I guess webgateway is able to filter those, since you can choose if embedded URLs should be checked or not:
I've reconfigured our proxy to use Kerberos instead of NTLM for authentication, that helped reducing the amount of authentication requests and so it helped to speed everything a little bit up...
speed tests are not helpful. They will not give you any indication about how fast MWG is capable of processing a request. The speed tests measure the raw performance but MWG has to do some things to the data (e.g. keep it away from the client until scanning has finished) thish the speed tests do now know about, so the result may vary from very bad performance to unbelievable performance... they don't give any usable indication of what is wrong.
Instead use a tool on the browser site to measure how long a common page takes until it is displayed completely.
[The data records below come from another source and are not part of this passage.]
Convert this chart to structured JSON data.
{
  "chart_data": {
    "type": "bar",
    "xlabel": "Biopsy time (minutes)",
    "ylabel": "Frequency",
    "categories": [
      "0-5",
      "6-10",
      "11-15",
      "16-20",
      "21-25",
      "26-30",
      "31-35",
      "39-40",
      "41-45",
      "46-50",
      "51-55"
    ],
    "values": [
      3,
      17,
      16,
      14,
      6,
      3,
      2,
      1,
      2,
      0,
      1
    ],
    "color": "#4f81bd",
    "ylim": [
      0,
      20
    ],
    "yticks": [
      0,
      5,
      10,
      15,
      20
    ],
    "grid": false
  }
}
The page should not be a news site with 300 images and it also should not be a site with one line of text only. Also it may make sense to use multiple sites for testing :-)
There are usually two kinds of performance issues, those which are introduced by rules (e.g. MWG processes the request) and those introduced by the proxy (which could also include network or DNS trouble).
You can check this easily:
1.) Browse to the web site with MWG enabled
2.) Browse to the web site with MWG enabled but a white list entry at the top of the rule set that exempts the page from any scanning (make a white list entry for the client IP or username, not for the destination)
If the page is slow with MWG enabled but fast with MWG enabled but the site whitelisted it is a problem with the rules. Use rule engine tracing to find out where delays occur (could be authentication for example, or GTI lookups)
If the page is slow in both cases the problem is NOT introduced by rules but by the proxy. Check DNS settings and network performance. Take a packet capture and have a look at what takes long or involve support.